Tuesday, December 12, 2006

U.K. Price Inflation Reaches New High

U.K. consumer price inflation according to the EU-harmonized definition rose to 2.7% in November from 2.4% in October, the highest ever during the EU-harmonized index have been in place in Britain (i.e. since January 1997). Another index, the Retail Price index showed even higher inflation (3.9%).

Ironically, this increse in domestic price inflation in Britain (i.e. the erosion of the pound's domestic purchasing power) could at least in the short term increase its external purchasing power. The reason is that foreign exchange rates today are in the short term mainly determined by movements in nominal interest rates. And as inflation is now far above the Bank of England's targets, this makes further interest rate increases increasingly likely. And indeed, so was the case today as the pound surged against both the euro and the dollar.

Incidentally, Swedish price inflation also accelerated, although it is still below the Riksbank's 2% target. But as excessive Swedish money supply growth causes other imbalances, more interest rate hikes will be needed in Sweden too.


Blogger Flavian said...


7:11 PM  
Blogger Flavian said...

The fact that inflationary tendencies make tighter monetary policies necessary may ver well as you point out drive the excahnge rate upwards temporarily.

That might make inflation seem lower than it really is. One year ago the price of one Big Mac in the UK was £1,88. Today the price is £1,99 or an increase of nearly 5,9%.

In 1974 the price of one Big Mac in the UK was £0,45. If the price would still have been £0,45 and relative prices had changed identically to what is actually the case, the 2006 CPI would still be 40-45% higher than the 1974 CPI.

That indicates that the relative price of a Big Mac is dropping gradually and it also indicates that the British inflation rate is in reality even higher than 5,9%.

This is the problem in a nutshell: High inflation requires tight money and expectations about tight money make the real excahnge rate climb with the result that the conventional CPI sometimes under-estimates the "true" inflation rate very much.

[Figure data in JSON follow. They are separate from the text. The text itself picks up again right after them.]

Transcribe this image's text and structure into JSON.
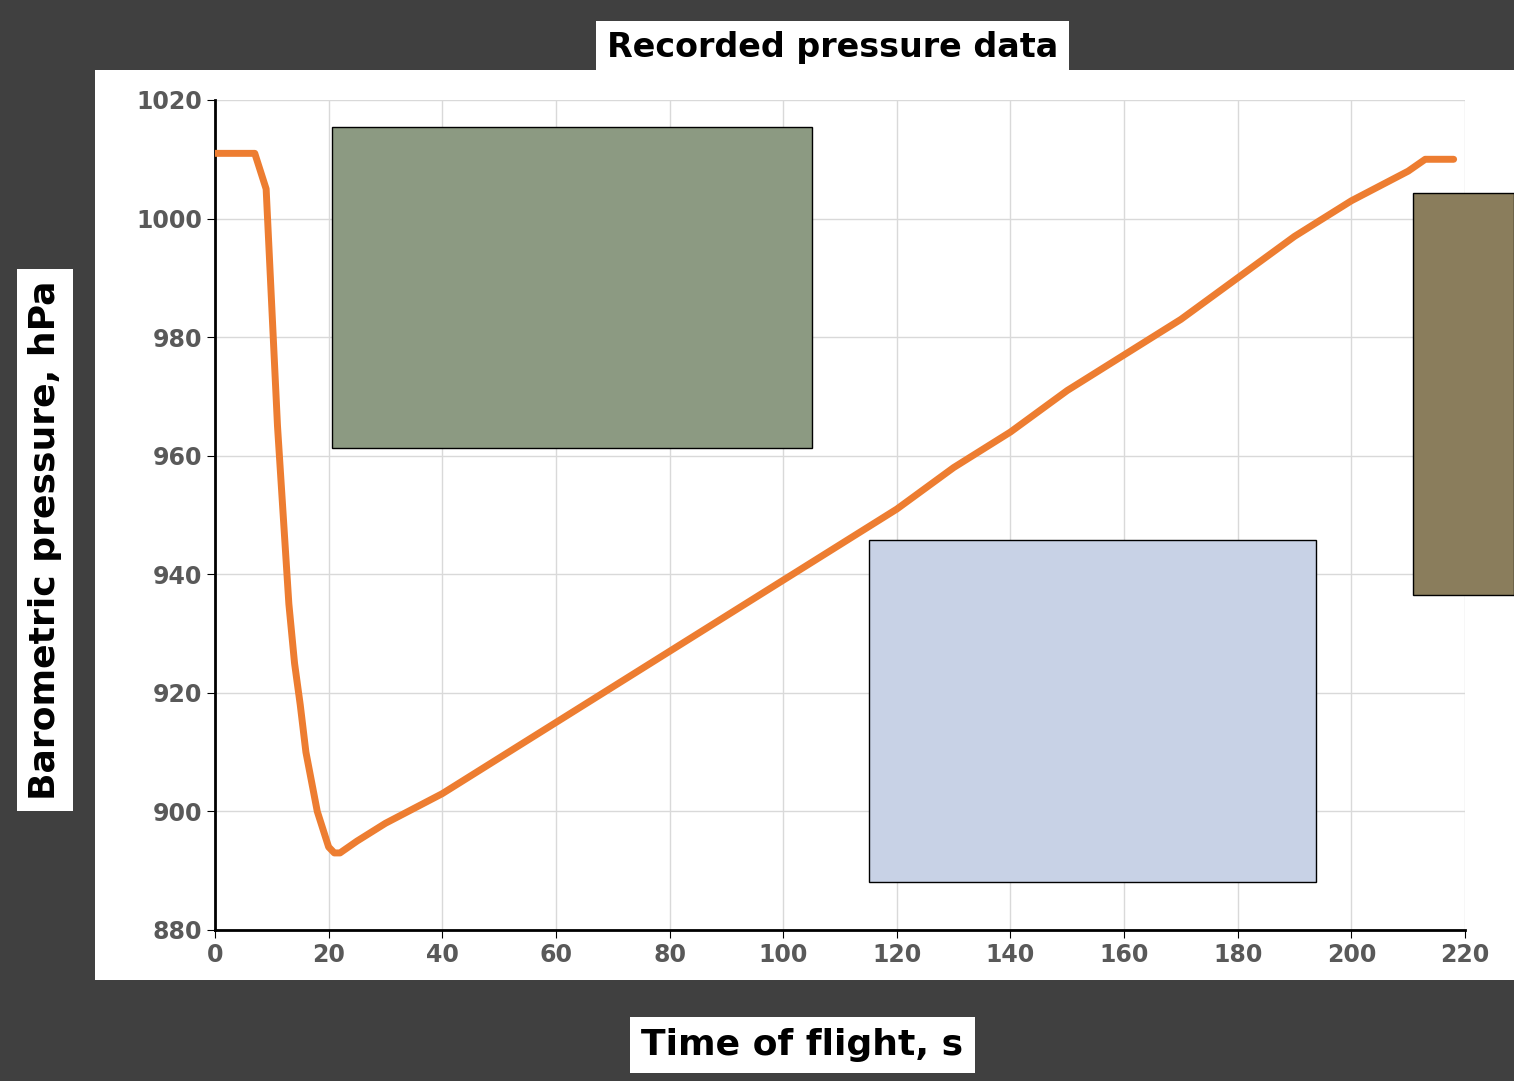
{
  "chart_data": {
    "type": "line",
    "title": "Recorded pressure data",
    "x_label": "Time of flight, s",
    "y_label": "Barometric pressure, hPa",
    "x": [
      0,
      6,
      7,
      8,
      9,
      10,
      11,
      12,
      13,
      14,
      15,
      16,
      17,
      18,
      19,
      20,
      21,
      22,
      25,
      30,
      40,
      50,
      60,
      70,
      80,
      90,
      100,
      110,
      120,
      130,
      140,
      150,
      160,
      170,
      180,
      190,
      200,
      210,
      213,
      218
    ],
    "series": [
      {
        "name": "Barometric pressure",
        "color": "#ed7d31",
        "line_style": "solid",
        "values": [
          1011,
          1011,
          1011,
          1008,
          1005,
          985,
          965,
          950,
          935,
          925,
          918,
          910,
          905,
          900,
          897,
          894,
          893,
          893,
          895,
          898,
          903,
          909,
          915,
          921,
          927,
          933,
          939,
          945,
          951,
          958,
          964,
          971,
          977,
          983,
          990,
          997,
          1003,
          1008,
          1010,
          1010
        ]
      }
    ],
    "xlim": [
      0,
      220
    ],
    "xticks": [
      0,
      20,
      40,
      60,
      80,
      100,
      120,
      140,
      160,
      180,
      200,
      220
    ],
    "ylim": [
      880,
      1020
    ],
    "yticks": [
      880,
      900,
      920,
      940,
      960,
      980,
      1000,
      1020
    ],
    "grid": true
  }
}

However the Big Mac seems to give much more adequate information about the "true" inflation rate.

7:20 PM  
Blogger Flavian said...

Another tragic example of modern British inflationism is that the price of one copy of the Economist was 8½d. for decades prior to WW1. After WW1 the price was raised to 1s., in the 1950:s the price was raised to 1s.6d., in the 1960 the price was raised first to 2s. and then to 2s.6d. In 1970 the price was raised two times. The first time from 2s.6d. to 3s. and the second time to 4s. In 1979 the price had risen to £0,60 or 12 shillings. In 1989 the price was £1,50 or 30 shillings and the last time I checked it the price in Gibraltar was £3,10 or 62 shillings! (The Gibraltar pound is at par with sterling.)

Now if Britain has lost it's role as the world's leading industrial nation it is certainly not related to any lack of £/s/d!